Only wish your friends only the best. Jealousy happens, but wanting to see friends fail is wrong. If you are jealous keep it to yourself.

 

You don’t like your friends S.O. that’s fine, but is telling your friend how you feel going to affect the friendship? Sometimes just telling a fraction of the truth is just as good as being honest. And sometimes just waiting it out is even better.

 

Nepotism. Take advantage of your friends skills and collaborate together. Working together will help out both of you and build stronger bonds.

 

Don’t take down other women. Constructive criticism is the way to go.

 

Don’t get into emotional, romantic or physical relationships with your friends significant others. If your friends S.O. is into it, don’t do it. They are an asshole, and assholes are dime a dozen.

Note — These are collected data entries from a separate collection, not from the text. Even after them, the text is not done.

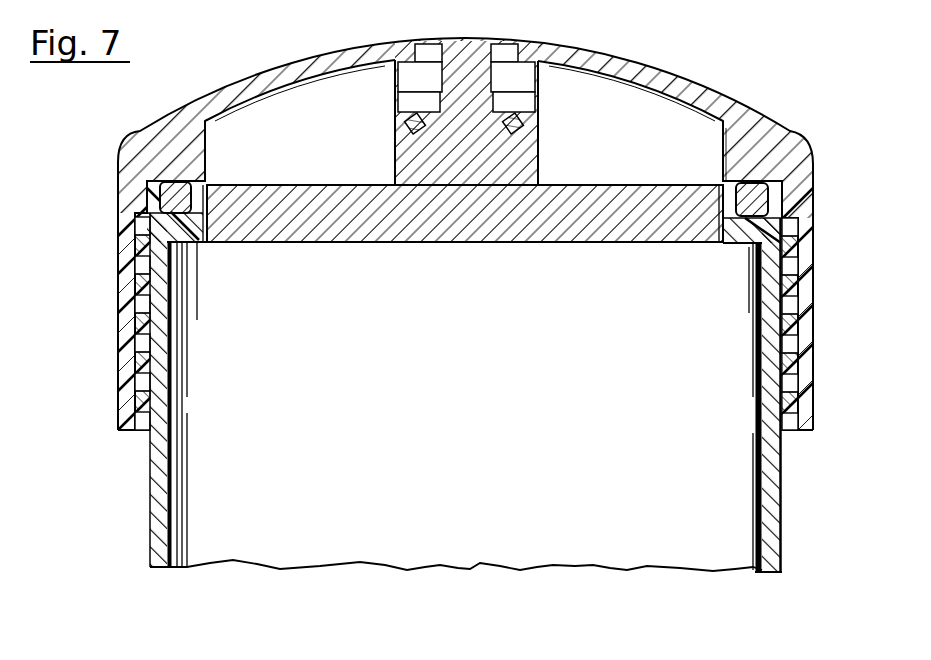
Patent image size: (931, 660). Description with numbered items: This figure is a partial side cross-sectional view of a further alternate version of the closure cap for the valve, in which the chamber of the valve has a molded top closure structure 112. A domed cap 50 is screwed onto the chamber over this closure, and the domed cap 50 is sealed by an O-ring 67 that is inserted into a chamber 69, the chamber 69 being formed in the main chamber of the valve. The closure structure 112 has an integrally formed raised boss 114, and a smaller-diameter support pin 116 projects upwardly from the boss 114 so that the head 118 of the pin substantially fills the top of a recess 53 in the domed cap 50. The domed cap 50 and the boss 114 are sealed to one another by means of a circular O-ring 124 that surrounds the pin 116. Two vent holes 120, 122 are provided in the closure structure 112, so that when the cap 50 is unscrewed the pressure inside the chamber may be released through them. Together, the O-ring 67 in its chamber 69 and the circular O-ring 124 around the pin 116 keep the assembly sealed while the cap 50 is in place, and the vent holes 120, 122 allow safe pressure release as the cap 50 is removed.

The domed cap 50 is at (694, 72).
The recess 53 is at (505, 85).
The O-ring 67 is at (762, 183).
The chamber 69 is at (734, 222).
The molded top closure structure 112 is at (347, 246).
The raised boss 114 is at (394, 163).
The support pin 116 is at (467, 57).
The head 118 is at (442, 39).
The vent hole 120 is at (448, 379).
The vent hole 122 is at (725, 395).
The circular O-ring 124 is at (404, 121).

“Get get yourself a fresh asshole of your own”.

 

If something is wrong, talk about it. Be sensitive and listen.

 

Overall support other women, befriend them, listen, support and know that not everyone is perfect. Accept that even you, yourself, is a bad feminist.

 

My Plan

I am going to continue to read and re-read Bad Feminist and Hunger. I am going to incorporate the rules into my daily life. I am going to criticize constructively, support, and be honest with the women in my life. I am going to accept my mistakes and forgive others for theirs. I am going to love all and accept all, even if I don't agree with them. I am going to continue to be imperfect, funny, loving, and supportive of women everywhere, even if we don't see eye to eye. I am a bad feminist, that is okay.